Feedback (and question) about REST API for historical data use case


#1

Hello all at WeatherFlow!

Today, I want to share with you some feedback (and questions / suggestions) about the REST API. This feedback comes directly from the following use case:

I’ve developed an application (as a matter of fact it’s a plugin for a more “wide” application, but that does not change the substance of the subject) that has the following goals:

  • to collect “current” data, on a regular basis, from a WF station
  • to store it locally to compile historical data
  • to display (locally stored) current or historical data (in widgets, graphs, charts, etc.)

As you may induce, the historical data is locally compiled and stored only when the application runs. If the application fails, or is stopped, the historical data will have “holes”. And of course, there’s no historical data prior to the application installation…

Now, I want to allows users of my application to “import” old data from WF: data that pre-dates the installation of this application.

And this is where it gets complicated :yum:

To collect data, I use the /observations/station/ endpoint which is fully adapted to what is wanted: to get a “best” view of all probes of the station in one consistent set. Great!

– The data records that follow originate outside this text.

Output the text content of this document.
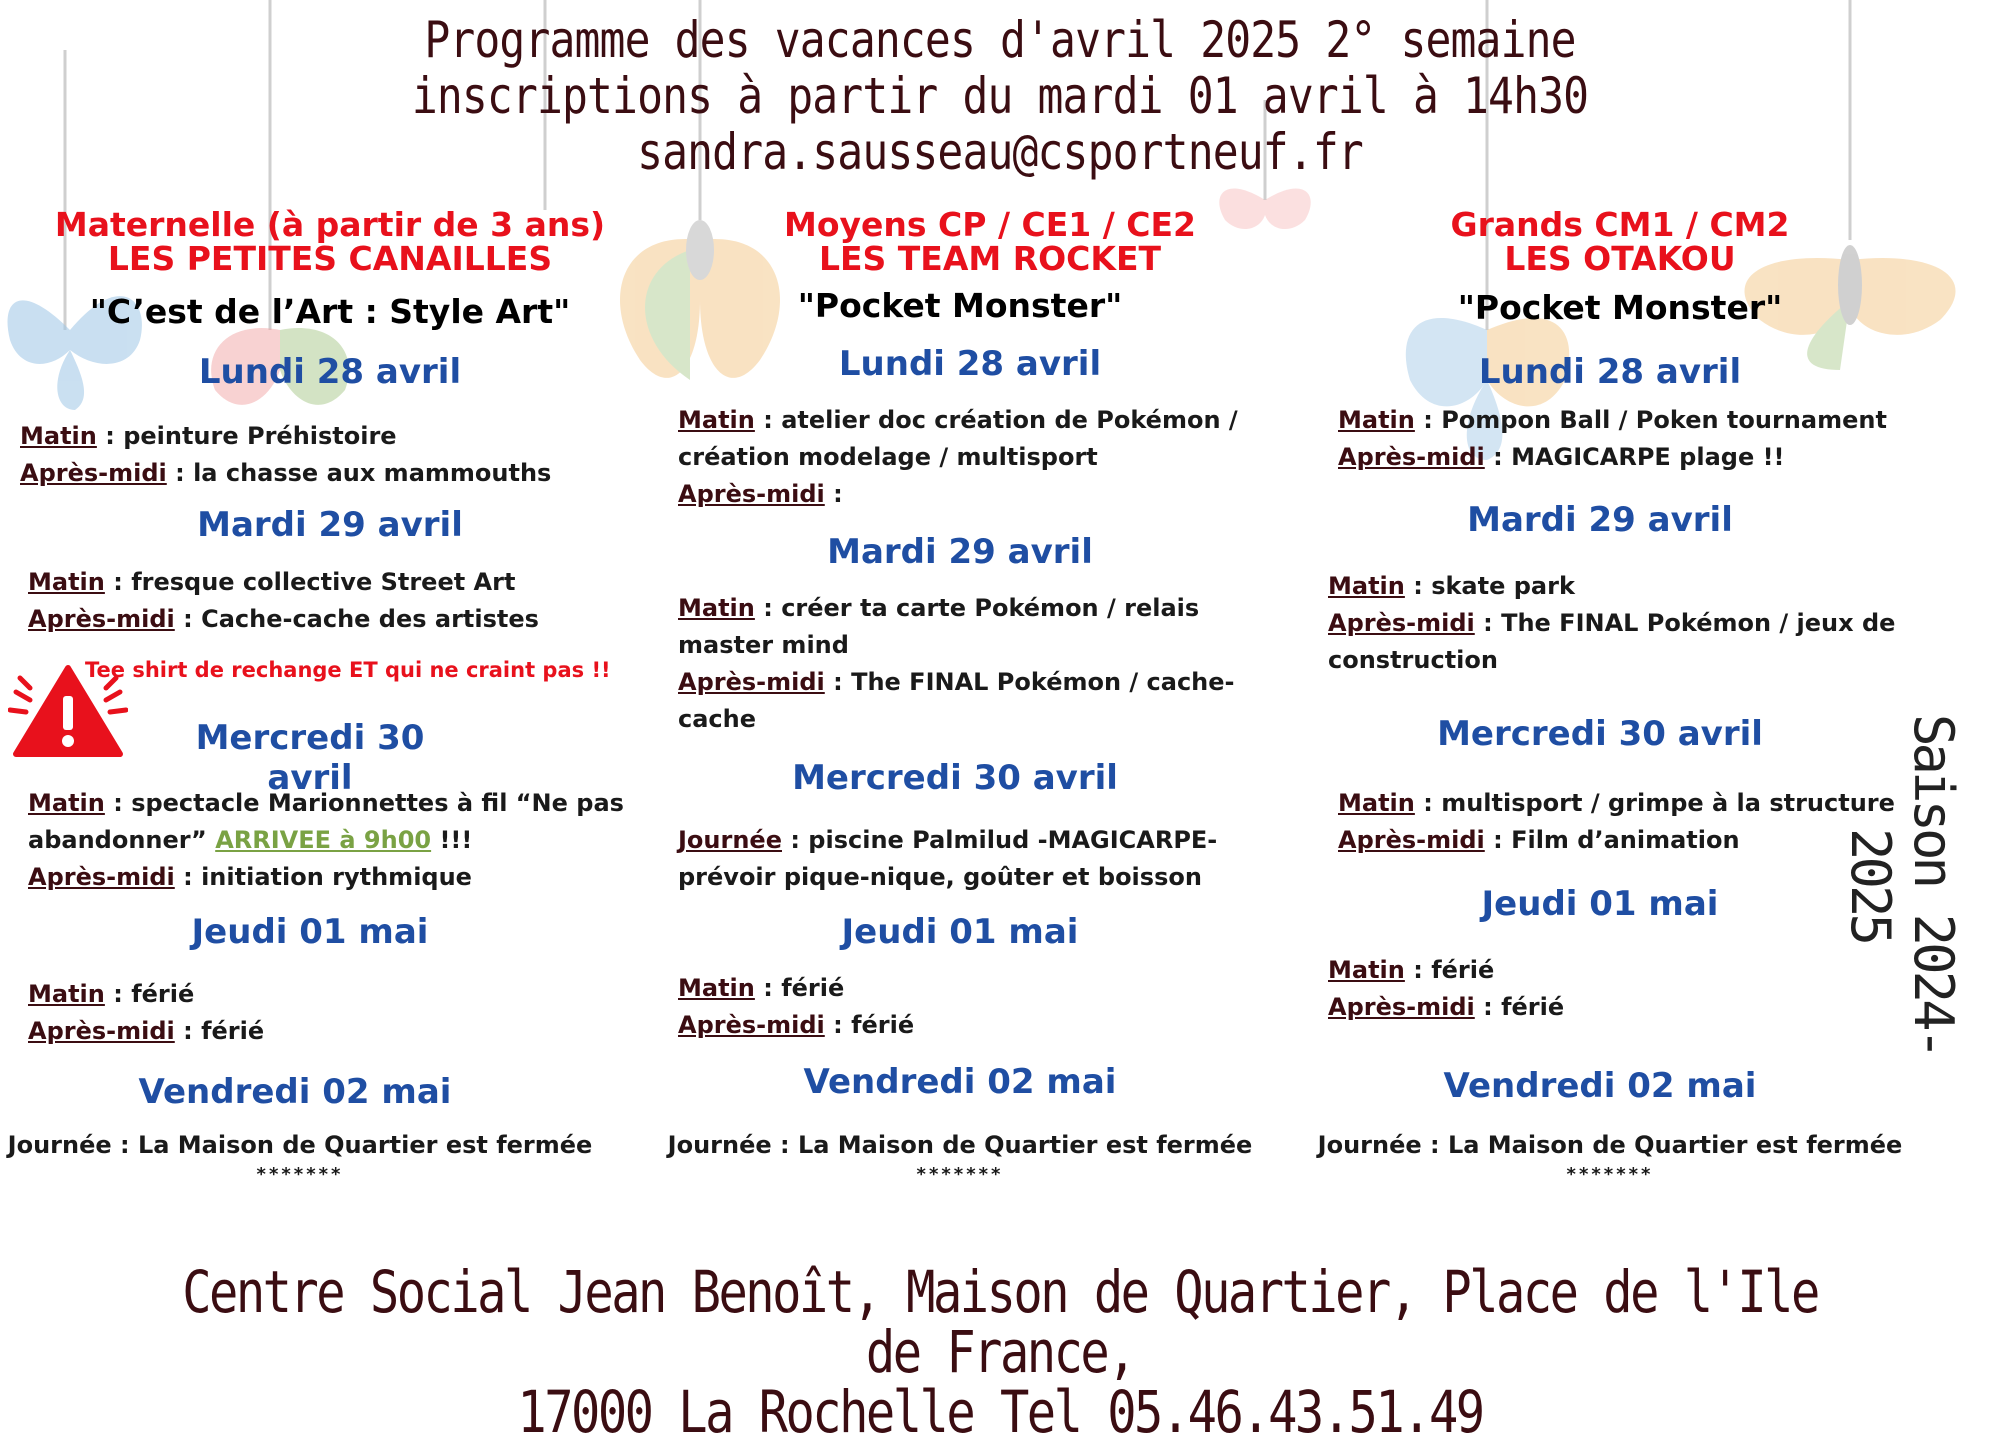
Programme des vacances d'avril 2025 2° semaine
inscriptions à partir du mardi 01 avril à 14h30
sandra.sausseau@csportneuf.fr
Saison 2024-2025
Maternelle (à partir de 3 ans)
LES PETITES CANAILLES
"C’est de l’Art : Style Art"
Lundi 28 avril
Matin : peinture Préhistoire
Après-midi : la chasse aux mammouths
Mardi 29 avril
Matin : fresque collective Street Art
Après-midi : Cache-cache des artistes
Tee shirt de rechange ET qui ne craint pas !!
Mercredi 30 avril
Matin : spectacle Marionnettes à fil “Ne pas
abandonner” ARRIVEE à 9h00 !!!
Après-midi : initiation rythmique
Jeudi 01 mai
Matin : férié
Après-midi : férié
Vendredi 02 mai
Journée : La Maison de Quartier est fermée
*******
Moyens CP / CE1 / CE2
LES TEAM ROCKET
"Pocket Monster"
Lundi 28 avril
Matin : atelier doc création de Pokémon /
création modelage / multisport
Après-midi :
Mardi 29 avril
Matin : créer ta carte Pokémon / relais
master mind
Après-midi : The FINAL Pokémon / cache-
cache
Mercredi 30 avril
Journée : piscine Palmilud -MAGICARPE-
prévoir pique-nique, goûter et boisson
Jeudi 01 mai
Matin : férié
Après-midi : férié
Vendredi 02 mai
Journée : La Maison de Quartier est fermée
*******
Grands CM1 / CM2
LES OTAKOU
"Pocket Monster"
Lundi 28 avril
Matin : Pompon Ball / Poken tournament
Après-midi : MAGICARPE plage !!
Mardi 29 avril
Matin : skate park
Après-midi : The FINAL Pokémon / jeux de
construction
Mercredi 30 avril
Matin : multisport / grimpe à la structure
Après-midi : Film d’animation
Jeudi 01 mai
Matin : férié
Après-midi : férié
Vendredi 02 mai
Journée : La Maison de Quartier est fermée
*******
Centre Social Jean Benoît, Maison de Quartier, Place de l'Ile de France,
17000 La Rochelle Tel 05.46.43.51.49
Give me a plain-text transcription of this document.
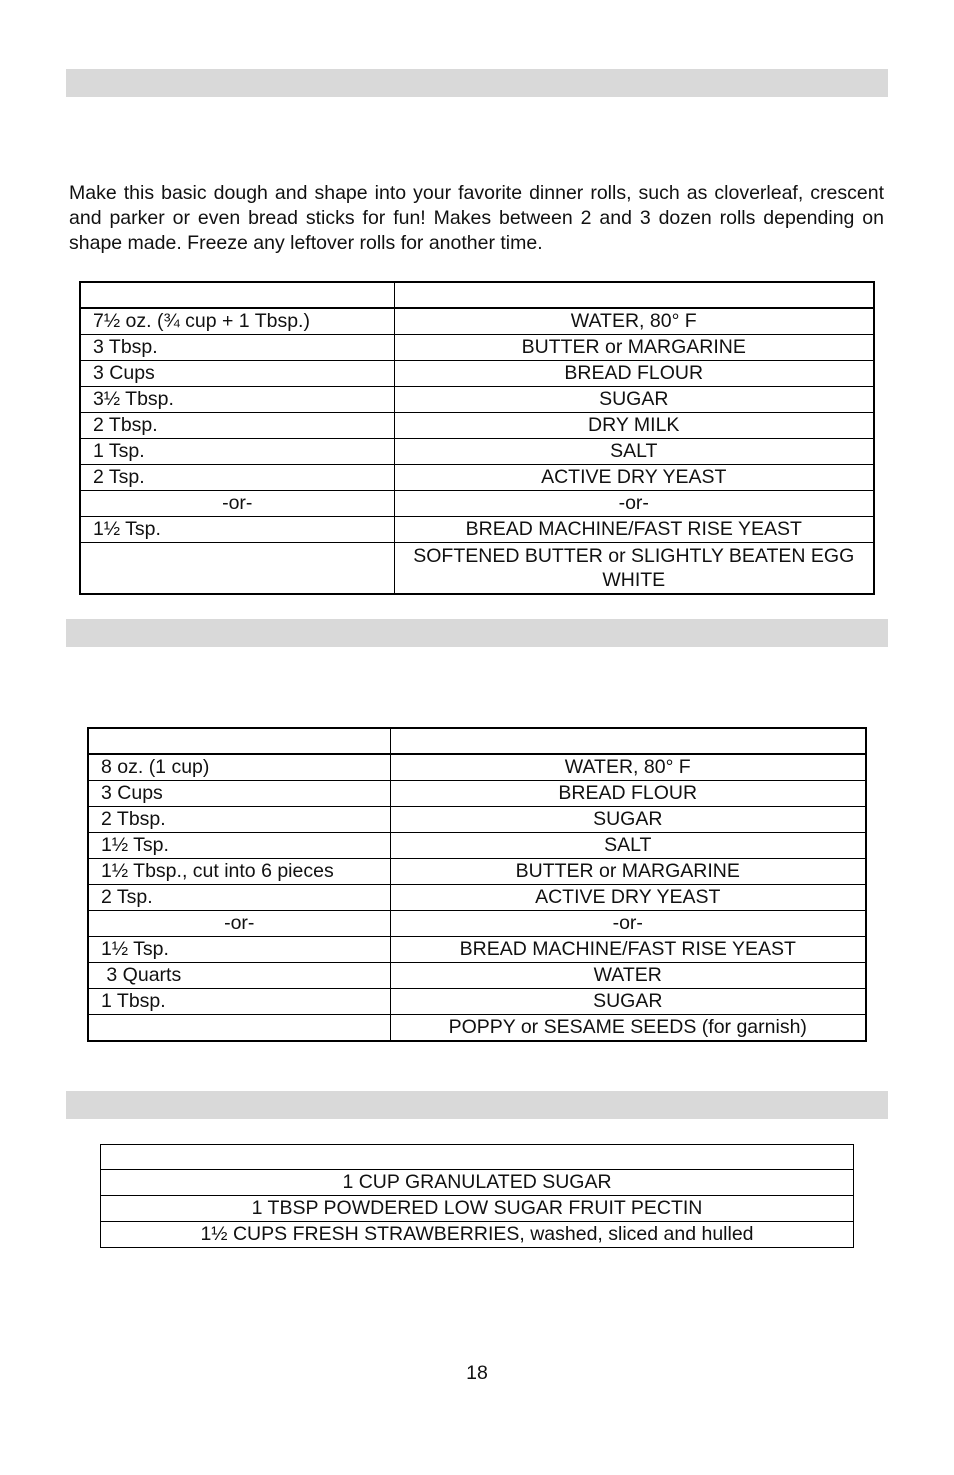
Make this basic dough and shape into your favorite dinner rolls, such as cloverleaf, crescent and parker or even bread sticks for fun! Makes between 2 and 3 dozen rolls depending on shape made. Freeze any leftover rolls for another time.

7½ oz. (¾ cup + 1 Tbsp.)	WATER, 80° F
3 Tbsp.	BUTTER or MARGARINE
3 Cups	BREAD FLOUR
3½ Tbsp.	SUGAR
2 Tbsp.	DRY MILK
1 Tsp.	SALT
2 Tsp.	ACTIVE DRY YEAST
-or-	-or-
1½ Tsp.	BREAD MACHINE/FAST RISE YEAST
	SOFTENED BUTTER or SLIGHTLY BEATEN EGG WHITE

8 oz. (1 cup)	WATER, 80° F
3 Cups	BREAD FLOUR
2 Tbsp.	SUGAR
1½ Tsp.	SALT
1½ Tbsp., cut into 6 pieces	BUTTER or MARGARINE
2 Tsp.	ACTIVE DRY YEAST
-or-	-or-
1½ Tsp.	BREAD MACHINE/FAST RISE YEAST
3 Quarts	WATER
1 Tbsp.	SUGAR
	POPPY or SESAME SEEDS (for garnish)

1 CUP GRANULATED SUGAR
1 TBSP POWDERED LOW SUGAR FRUIT PECTIN
1½ CUPS FRESH STRAWBERRIES, washed, sliced and hulled
18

But, to import old data, /observations/station/ is not suitable. It provides only current data. So I must use /observations/device/ endpoint which, as its name suggests, is not based on a “aggregated” view of the station, but on a per device (probe) data set. And it’s a true paradigm shift. With all that implies in terms of new processing workflow.

So my first remark / question / suggestion (remove the useless word) is:

Why not to have an endpoint, similar to /observations/station/, to retrieve old data with the same “format” as /observations/station/? Do you have it in your backlog? Is it something realistic / feasible?

If not, I will use /observations/device/. And here is my second question:

How to simulate with it the view provided by the endpoint /observations/station/? What heuristics should I use?

I know that all this may seem odd, but I also know from experience that the value of an API appears when it is used in concrete cases. And this is my case :blush:

Maybe I missed something obvious. Maybe my explanation is betrayed by my English skills. In any case, do not hesitate to tell me …


#2

I understand what you are asking.

The data you receive from /observations/station/ is the data from /observations/device/ for the two main devices, except is also contains data that is calculated from historical records. You can create the same from the stored data.

Remember, WeatherFlow has the same data you do from the Hub. It is very easy to retrieve and store the data from WeatherFlow. Once the data is local, you make pick a minute of data from the Sky and Air and then use that data to create the same format that is produced by /observations/station/.

You should back up a few steps and write your own routines to replace the /observations/station/ API request. Once you have the data archival data stored locally, you don’t need to use the REST API.

I do all the same from the UDP data. I have no need for the REST API.


#3

Hello @GaryFunk!

OK, so now, I’m sure I was definitely unclear, sorry…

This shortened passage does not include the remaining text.